O PL 4.188/21, de autoria do Governo Bolsonaro, foi aprovado pelos deputados da base do governo, o “Centrão”. Embora o destaque nas mídias seja a abertura da possibilidade de penhora do bem de família, é preciso destacar que não é apenas o direito fundamental à moradia que foi atacado.
O Projeto dispõe sobre:
I - o serviço de gestão especializada de garantias;
II - o aprimoramento das regras de garantias;
III - o resgate antecipado de Letra Financeira;
IV - a transferência de valores das contas únicas e específicas do Fundo de Manutenção e Desenvolvimento da Educação Básica e de Valorização dos Profissionais da Educação - Fundeb;
V - a exclusão do monopólio da Caixa Econômica Federal em relação aos penhores civis;
VI - a alteração da composição do Conselho Nacional de Seguros Privados.
É um Projeto de submissão da população brasileira aos interesses dos bancos privados, que podemos analisar em quatro eixos.
O primeiro é a possibilidade de se afastar a impenhorabilidade do bem de família. Chegamos em 2022 com a população absolutamente acuada pela fome, com taxa de desemprego inaceitável e nível de endividamento absurdo, resultado de uma política destinada a criar um cenário perfeito para colocar como única opção para a obtenção de recursos a oferta do bem de família como garantia para obter um ou vários empréstimos, podendo a pessoa endividada perder o imóvel caso deixe de pagar qualquer um deles.
O imóvel poderá ser dado em garantia de uma ou mais dívidas contraídas em instituições financeiras diversas.
Aí surge o segundo eixo para que não haja possibilidade de perdas para os bancos. O Projeto de Lei cria um serviço de gestão especializada de garantias, a ser regulamentado pelo Conselho Monetário Nacional e supervisionado pelo Banco Central do Brasil. A finalidade é fazer a gestão para que as garantias, imóveis ou móveis, suportem os compromissos assumidos, e agilizar a liquidação e a entrega dos ativos aos credores.
Também entra no Projeto alterações na legislação sobre alienação fiduciária e hipoteca, com a intenção de dar aos bancos instrumentos para que a expropriação seja rápida.

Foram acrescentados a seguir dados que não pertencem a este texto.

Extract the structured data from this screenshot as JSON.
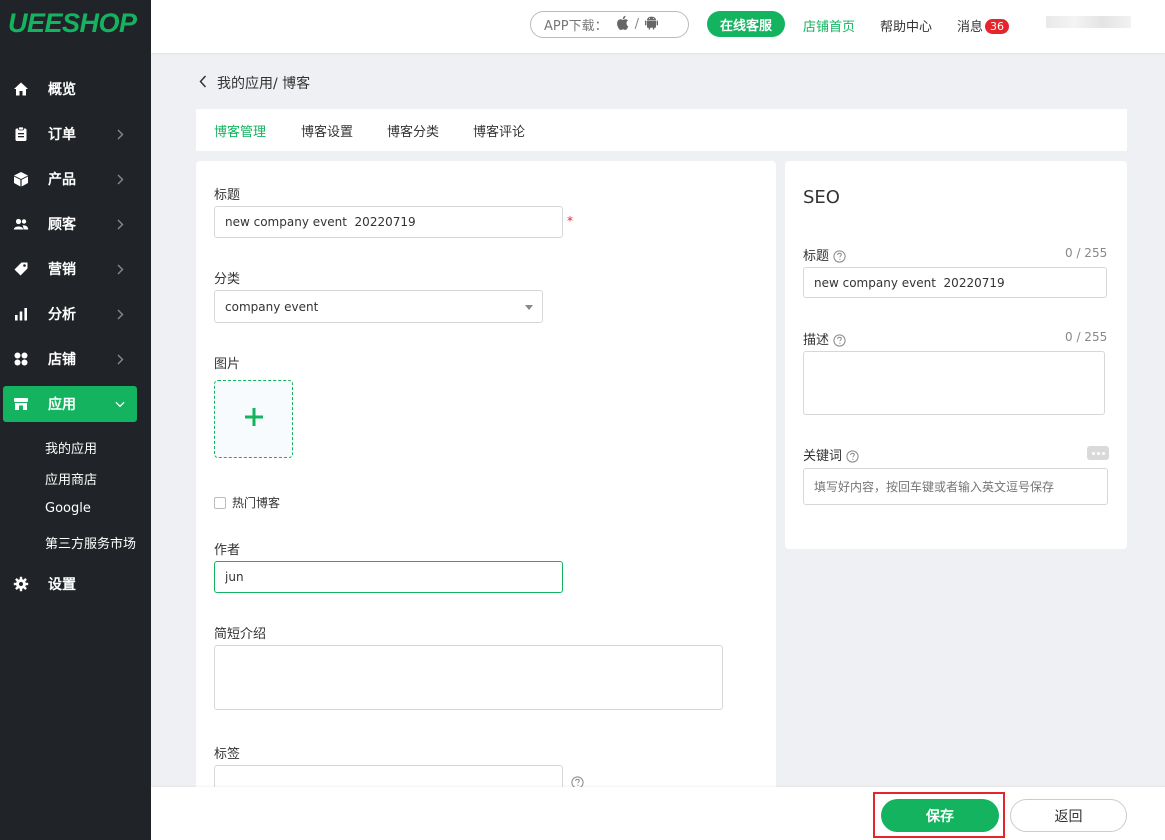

O terceiro eixo é a entrega aos bancos privados da gestão de recursos do Fundo Nacional de Desenvolvimento da Educação destinados às folhas de pagamentos dos profissionais da Educação, que era de exclusividade da Caixa Econômica Federal e do Banco do Brasil. Os bancos privados poderão assumir essa carteira, com impacto negativo na Caixa, empresa 100% pública, e no Banco do Brasil S/A, que tem como principal acionista a União.
E não é só. Acaba o monopólio da Caixa Econômica Federal nas operações sobre penhores civis. É mais um ato de desmonte do banco público. Não se vende a Caixa, mas a desmontam com a venda de seus ativos até que a sua existência deixe de ser viável. Novamente, privilegia-se os interesses dos bancos privados.
Em quarto, altera a composição do Conselho Nacional de Seguros Privados, excluindo a participação do representante da Comissão de Valores Mobiliários (CVM), diminuindo o poder de fiscalização.
Resumindo, aproveitando-se da situação de extrema dificuldade da população, o objetivo do Projeto de Lei é abrir as portas para que os bancos privados exerçam sua atividade predatória sem correr riscos.
De todos os eixos do Projeto de Lei, com certeza o mais nefasto é a abertura de possibilidade de que o bem de família, o imóvel que serve de residência, seja dado em garantia de empréstimos e assim perca a proteção da impenhorabilidade.
Desconsidera-se por completo que a existência de uma moradia uma importância tão relevante que, a partir da Emenda Constitucional 26/00, passou a constar no rol de Direitos Sociais no artigo 6º da Constituição federal.
Esquece-se também de que a Constituição federal norteia a realização de políticas públicas habitacionais, com a criação de moradias como competência da União, Estados e Municípios, e de que o bem de família sempre gozou de proteção especial pela legislação civil. Somente em situações absolutamente excepcionais, como no caso de execução de alimentos, tem a penhora deferida pelo Poder Judiciário.
A população que antes hipotecava o imóvel que estava comprando e em condições muito favoráveis, ou seja, que realizava um aumento de patrimônio, agora, se o PL for aprovado pelo Senado, hipotecará para comprar comida, a juros de mercado, e muito provavelmente não conseguirá pagar e perderá sua casa.